Equipment and Supplies: Personal Protective Equipment and safeguards for ALL school staff on site
Personnel: Paid personnel, security, and tech support to aid food and computer distribution
Policy: Require staff with high-risk health conditions to work from home

 

Principal Voices

The following statements were submitted as comments through CPAA surveys on COVID19 safety.

“I had to make face masks for my staff myself.”

“I have never felt more dispensable in my entire professional life.  There have been NO instructions about how to safely hand out the technology. I have underlying medical conditions. It feels like CPS truly doesn't care if I get sick, as long as they say they got out technology to students.”

“Grocery stores are having their employees wear face masks/putting up plastic dividers between customers and cashiers - but CPS is not doing that for food distribution workers or administrators.”

“Our zip code has already reported 370 cases of COVID-19. Did they even look at that data before selecting the sites?”

“No hand sanitizer provided. Even after the Chicago Department of Health guidelines, no face masks have been provided. We have basically been told we are on our own.”

“The district was poorly prepared for, poorly communicated during, and poorly responded during the pandemic crisis.  Poor leadership at the top continues to shut out the voices of school leadership that could guide them about what it's really like in schools.”

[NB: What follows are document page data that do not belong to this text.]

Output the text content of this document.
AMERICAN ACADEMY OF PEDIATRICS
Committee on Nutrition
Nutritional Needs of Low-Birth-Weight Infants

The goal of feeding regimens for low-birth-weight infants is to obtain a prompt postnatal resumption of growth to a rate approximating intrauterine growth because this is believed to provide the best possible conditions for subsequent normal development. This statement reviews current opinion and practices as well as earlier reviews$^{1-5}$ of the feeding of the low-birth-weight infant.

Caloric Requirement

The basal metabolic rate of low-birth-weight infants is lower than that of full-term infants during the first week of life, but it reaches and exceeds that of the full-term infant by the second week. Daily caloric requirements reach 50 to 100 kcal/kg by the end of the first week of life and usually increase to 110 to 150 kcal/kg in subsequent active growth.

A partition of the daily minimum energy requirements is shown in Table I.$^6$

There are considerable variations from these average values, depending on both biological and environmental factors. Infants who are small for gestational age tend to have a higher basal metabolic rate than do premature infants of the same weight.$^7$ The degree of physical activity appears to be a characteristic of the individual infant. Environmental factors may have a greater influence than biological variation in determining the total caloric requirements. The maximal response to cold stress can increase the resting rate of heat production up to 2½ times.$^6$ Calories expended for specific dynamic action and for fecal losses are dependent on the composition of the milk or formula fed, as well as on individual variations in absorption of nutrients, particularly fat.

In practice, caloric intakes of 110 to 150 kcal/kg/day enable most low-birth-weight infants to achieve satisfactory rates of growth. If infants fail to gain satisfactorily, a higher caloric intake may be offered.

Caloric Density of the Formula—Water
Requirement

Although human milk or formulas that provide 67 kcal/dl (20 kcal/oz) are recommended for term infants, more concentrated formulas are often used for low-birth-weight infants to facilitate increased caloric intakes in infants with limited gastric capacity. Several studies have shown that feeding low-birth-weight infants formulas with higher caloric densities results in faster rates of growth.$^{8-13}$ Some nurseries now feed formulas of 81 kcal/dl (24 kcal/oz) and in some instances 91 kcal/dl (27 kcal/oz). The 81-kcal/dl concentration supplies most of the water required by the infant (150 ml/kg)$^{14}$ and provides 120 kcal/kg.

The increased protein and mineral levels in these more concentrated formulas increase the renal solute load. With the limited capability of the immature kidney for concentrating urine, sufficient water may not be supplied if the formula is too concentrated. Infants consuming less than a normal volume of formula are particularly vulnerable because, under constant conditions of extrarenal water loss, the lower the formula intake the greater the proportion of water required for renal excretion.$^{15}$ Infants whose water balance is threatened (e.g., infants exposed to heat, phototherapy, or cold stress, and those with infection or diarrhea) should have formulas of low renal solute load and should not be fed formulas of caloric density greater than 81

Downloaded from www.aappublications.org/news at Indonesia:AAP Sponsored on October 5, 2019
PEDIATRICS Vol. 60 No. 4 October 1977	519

“The district does not care about principals.  If they did, they would have surveyed and asked us directly what we need or what we are worried about.  We have had no input or voice.  The only organization that has asked principals what they need is CPAA.  All of CPS’s guidance is vague so that all solutions come from principals.  They provide no actual resources, funds, or manpower.”

“CPS continuously repeats what the CDC guidance is, but have provided nothing to help us comply with that guidance.”

“Principals asked our Network Chief about the dangers of 100-300 people arriving for food.  Principals were told to 'think of a strategy' to keep people safe.  No support, no added personnel, nothing.”